Now the impression you get here is that the fire is actually passing to his south, what
we're looking at, we're looking towards the south now, you get the impression that the
fire is actually passing to his south and I'll just stop it at this point and show
you some modelling work that we did that helps explain what was going on here.
So the range to the right is the Sugarloaf range where the fire's got to the top, Jim
Baruta's property who was taking the camera, the video footage is this house down here
on the bottom right hand corner and what we can see, the fire looks as though it's going
to the south and eventually gets him, this is covering about an hour period of the fire
generally but you can see it's quite complex, lots of spot fires that are moving across
the landscape.
This exact same footage, modelling process we'll look at zoomed out a bit to get a better
picture of what the fire's generally doing, so now Jim Baruta's house is at about that
point there, what you can see is actually smack bang in the middle of the fire, it's
not the impression you get from the video footage but if you look very closely at what's
happening here, yeah it does initially go to the south, this is covering about an hour
and a half period, this little bit of replay, so this is his house just there, so he's
actually being surrounded by the fire and so you can get the impression how people talk
about being involved in the fire for a two or three hour period.
So we've got to appreciate fires have different scales and the factors that are important
to fire behaviour at those different scales changes over time, what's important when the
fire's first starting becomes far less important once the fire is large.
A lot of our thinking, a lot of our planning, a lot of our training, a lot of our building
regulations are based around this sort of area here which is somewhere between the crown
fire and the intense surface fire, but the trouble is most of the damage is done, probably
more than 90% of the life and property loss is occurring during these blow up conditions
and we haven't really described that extent terribly well.
So our warnings need to be thinking more about the scale of the fire and how that's
important and that will depend on the nature of the topography you're in.
So if you're in the Adelaide Hills your situation is very different to if you're actually on
the air peninsula for example where there's not much topography.
You need to make a distinction between how much the topography is going to add to the
fuels and the weather situations.
We need to consider all the sources of energy, not just the fuel.

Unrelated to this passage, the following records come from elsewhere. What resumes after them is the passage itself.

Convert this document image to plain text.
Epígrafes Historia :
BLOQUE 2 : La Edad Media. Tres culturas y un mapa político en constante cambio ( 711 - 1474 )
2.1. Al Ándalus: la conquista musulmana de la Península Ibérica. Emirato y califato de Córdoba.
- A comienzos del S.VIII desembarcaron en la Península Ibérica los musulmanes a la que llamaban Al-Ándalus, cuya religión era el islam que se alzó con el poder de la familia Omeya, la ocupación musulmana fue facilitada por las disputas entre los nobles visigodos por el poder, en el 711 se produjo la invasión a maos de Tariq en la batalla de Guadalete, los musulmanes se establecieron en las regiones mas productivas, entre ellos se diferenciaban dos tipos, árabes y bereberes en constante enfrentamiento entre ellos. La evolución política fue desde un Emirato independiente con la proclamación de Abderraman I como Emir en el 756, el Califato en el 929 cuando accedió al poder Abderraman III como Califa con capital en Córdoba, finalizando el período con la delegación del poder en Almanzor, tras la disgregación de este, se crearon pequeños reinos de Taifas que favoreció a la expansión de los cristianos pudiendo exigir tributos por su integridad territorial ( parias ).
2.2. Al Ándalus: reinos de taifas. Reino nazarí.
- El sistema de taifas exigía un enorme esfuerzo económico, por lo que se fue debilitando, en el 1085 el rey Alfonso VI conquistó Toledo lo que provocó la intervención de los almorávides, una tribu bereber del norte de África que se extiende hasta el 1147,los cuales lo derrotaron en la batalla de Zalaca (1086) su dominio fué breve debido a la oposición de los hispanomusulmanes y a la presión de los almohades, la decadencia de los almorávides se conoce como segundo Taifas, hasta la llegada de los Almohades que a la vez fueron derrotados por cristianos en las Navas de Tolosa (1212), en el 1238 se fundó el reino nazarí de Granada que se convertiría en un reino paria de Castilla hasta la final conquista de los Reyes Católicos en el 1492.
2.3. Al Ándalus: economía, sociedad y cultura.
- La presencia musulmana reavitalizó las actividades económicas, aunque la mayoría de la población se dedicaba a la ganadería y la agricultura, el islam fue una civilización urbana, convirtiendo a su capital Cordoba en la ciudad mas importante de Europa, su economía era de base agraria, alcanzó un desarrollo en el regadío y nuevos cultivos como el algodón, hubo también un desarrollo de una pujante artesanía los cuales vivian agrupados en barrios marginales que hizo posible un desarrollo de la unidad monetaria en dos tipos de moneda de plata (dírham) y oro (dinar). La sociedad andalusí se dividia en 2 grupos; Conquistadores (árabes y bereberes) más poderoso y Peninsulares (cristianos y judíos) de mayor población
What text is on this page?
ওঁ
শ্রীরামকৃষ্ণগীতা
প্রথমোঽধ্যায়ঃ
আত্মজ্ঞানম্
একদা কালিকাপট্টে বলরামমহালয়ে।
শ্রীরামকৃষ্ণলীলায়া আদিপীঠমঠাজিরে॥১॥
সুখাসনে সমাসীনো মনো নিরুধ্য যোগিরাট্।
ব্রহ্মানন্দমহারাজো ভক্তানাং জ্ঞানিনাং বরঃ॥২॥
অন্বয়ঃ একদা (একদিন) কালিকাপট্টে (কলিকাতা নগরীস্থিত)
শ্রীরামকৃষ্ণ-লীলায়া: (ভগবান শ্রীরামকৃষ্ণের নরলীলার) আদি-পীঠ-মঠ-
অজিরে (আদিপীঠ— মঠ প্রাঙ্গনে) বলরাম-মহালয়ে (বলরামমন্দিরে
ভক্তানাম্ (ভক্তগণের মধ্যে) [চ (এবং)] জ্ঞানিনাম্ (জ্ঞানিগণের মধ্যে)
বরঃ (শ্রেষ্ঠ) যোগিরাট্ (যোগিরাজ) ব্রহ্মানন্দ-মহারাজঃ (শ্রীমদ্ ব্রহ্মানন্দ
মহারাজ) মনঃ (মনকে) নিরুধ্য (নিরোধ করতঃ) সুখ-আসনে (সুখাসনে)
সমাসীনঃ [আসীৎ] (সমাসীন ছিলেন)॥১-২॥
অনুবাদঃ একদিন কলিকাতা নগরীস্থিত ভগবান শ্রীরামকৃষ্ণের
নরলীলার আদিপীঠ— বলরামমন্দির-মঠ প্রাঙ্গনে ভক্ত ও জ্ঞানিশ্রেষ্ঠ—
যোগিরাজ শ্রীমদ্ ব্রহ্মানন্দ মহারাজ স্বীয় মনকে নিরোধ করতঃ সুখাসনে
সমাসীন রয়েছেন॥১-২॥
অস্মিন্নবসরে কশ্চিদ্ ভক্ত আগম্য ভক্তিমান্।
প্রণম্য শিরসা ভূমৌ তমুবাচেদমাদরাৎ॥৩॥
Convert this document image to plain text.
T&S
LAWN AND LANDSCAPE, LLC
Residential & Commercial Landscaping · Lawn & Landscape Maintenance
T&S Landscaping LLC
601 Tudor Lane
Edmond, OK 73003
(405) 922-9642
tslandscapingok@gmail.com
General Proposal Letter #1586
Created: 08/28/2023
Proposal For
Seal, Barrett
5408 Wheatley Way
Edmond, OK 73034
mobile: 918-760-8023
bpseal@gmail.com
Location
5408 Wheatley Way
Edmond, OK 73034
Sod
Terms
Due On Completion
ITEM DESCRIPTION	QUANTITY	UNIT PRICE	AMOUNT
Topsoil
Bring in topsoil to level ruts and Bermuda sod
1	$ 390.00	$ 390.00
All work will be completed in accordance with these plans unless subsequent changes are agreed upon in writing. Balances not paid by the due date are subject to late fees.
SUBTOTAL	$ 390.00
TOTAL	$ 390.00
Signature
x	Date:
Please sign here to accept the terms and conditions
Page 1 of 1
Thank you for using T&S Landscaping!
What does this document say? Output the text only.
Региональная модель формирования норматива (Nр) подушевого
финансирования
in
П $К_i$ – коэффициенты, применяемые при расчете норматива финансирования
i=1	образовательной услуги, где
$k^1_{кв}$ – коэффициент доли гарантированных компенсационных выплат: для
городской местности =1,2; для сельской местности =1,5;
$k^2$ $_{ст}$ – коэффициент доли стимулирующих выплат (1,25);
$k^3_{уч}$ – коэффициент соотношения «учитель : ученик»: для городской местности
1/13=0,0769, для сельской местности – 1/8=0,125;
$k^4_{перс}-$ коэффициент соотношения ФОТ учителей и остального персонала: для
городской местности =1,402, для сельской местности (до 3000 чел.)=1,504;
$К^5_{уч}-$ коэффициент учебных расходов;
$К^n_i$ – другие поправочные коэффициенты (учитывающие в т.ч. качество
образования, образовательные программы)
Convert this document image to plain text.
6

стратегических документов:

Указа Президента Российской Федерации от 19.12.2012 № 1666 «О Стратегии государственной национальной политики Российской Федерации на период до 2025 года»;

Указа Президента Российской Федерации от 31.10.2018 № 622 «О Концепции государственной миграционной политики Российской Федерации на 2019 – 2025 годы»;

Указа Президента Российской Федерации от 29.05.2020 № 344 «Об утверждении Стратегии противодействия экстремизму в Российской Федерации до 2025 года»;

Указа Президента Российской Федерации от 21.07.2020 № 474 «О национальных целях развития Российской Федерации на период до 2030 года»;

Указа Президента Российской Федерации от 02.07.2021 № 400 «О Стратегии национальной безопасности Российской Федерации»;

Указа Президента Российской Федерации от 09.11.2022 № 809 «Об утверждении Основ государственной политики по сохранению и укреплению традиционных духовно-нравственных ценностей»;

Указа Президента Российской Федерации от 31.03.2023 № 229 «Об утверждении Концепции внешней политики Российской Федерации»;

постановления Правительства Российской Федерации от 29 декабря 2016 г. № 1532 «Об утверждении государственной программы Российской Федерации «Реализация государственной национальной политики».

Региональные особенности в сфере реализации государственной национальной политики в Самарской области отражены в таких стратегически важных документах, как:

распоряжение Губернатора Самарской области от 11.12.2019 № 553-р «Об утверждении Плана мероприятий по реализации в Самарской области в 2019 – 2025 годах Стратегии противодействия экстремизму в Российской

So we've got to think about how severe our weather conditions are as well as the topography.
And we need to think about how big an area can get trapped if you like in the area of
fire and I'm suggesting for a ballpark figure we ought to be thinking of an area about 8
to 10 kilometres in extent if you like for a fire moving once it's well developed.
It might take two or three hours to develop to that size but once it's fully developed
in the first couple of hours it's a more typical fire if you like.
And I guess rather than being totally pessimistic about all this the defensible space and hazard
reduction still is important and provides benefit but we need to put it into this broader
context of how fires are behaving.
So I think I'll just leave it there for now and I'll just have a go.